Aluminum is a generic communication framework enabling high-performance asynchronous point-to-point and collective operations, especially on GPUs. It includes more GPU-friendly semantics than MPI, and a suite of latency- and bandwidth-optimized algorithms, both from existing library and custom implementations. Aluminum has been integrated into both the LBANN deep learning toolkit and the Hydrogen distributed linear algebra library.


LBANN (Livermore Big Artificial Neural Network Toolkit) is a research toolkit for scaling the training of deep neural networks on HPC systems. My work includes optimized communication algorithms and patterns, communication sparsification and quantization, more general distributed-memory convolution algorithms, and more scalable data-parallel training algorithms.


PPL is an experimental C++11 runtime system for exploring different implementation tradeoffs, especially in the context of future exa-scale systems.
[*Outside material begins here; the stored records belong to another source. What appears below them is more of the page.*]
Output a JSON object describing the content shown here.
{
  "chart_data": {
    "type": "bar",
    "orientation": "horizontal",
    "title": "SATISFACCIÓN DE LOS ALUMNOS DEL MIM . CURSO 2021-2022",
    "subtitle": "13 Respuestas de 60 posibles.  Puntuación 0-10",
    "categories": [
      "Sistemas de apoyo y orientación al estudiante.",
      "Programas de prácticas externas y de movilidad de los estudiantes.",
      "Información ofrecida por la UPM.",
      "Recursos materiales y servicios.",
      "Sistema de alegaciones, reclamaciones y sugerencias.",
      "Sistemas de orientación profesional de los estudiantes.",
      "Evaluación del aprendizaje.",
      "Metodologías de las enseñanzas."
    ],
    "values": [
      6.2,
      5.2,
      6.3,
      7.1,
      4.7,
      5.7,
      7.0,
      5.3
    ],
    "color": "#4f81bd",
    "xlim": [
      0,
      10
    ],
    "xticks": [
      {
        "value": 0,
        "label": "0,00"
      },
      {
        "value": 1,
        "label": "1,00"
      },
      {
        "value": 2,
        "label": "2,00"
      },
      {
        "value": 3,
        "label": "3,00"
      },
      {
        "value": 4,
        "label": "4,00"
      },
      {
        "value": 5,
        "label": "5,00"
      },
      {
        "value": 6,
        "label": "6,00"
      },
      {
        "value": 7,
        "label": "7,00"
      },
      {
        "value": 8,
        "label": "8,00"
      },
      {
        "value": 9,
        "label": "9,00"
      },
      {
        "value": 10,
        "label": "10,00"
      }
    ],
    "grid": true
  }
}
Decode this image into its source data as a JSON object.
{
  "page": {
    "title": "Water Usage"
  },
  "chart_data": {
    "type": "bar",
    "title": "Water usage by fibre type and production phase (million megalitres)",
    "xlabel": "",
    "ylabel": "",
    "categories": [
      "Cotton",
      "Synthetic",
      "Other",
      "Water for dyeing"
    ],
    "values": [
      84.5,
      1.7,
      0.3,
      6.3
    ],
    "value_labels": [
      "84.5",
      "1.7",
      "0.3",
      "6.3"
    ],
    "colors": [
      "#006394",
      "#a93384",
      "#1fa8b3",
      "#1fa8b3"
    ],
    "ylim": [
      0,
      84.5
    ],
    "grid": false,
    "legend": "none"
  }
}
See the paper on it below. If you’re interested in further details, contact me.

The name (probably) inventively stands for “Parallel Programming Library”, and is certainly not meant to be confused with the nice people right next door at the other PPL (Parallel Programming Laboratory).


PGDB is a parallel debugger for large-scale MPI applications, written primarily in Python with some C/C++. I haven’t found time to work on it in quite a while, but I continually find situations where it would be useful.


Xenos was a web-based RPG I did back-end PHP (the horror!) and database work for between 2005 and 2008, primarily in collaboration with Alistair Lynn, Nick Farley, Taylor Vaughan, and Alec Ingulsrud. At its height, we had several hundred players.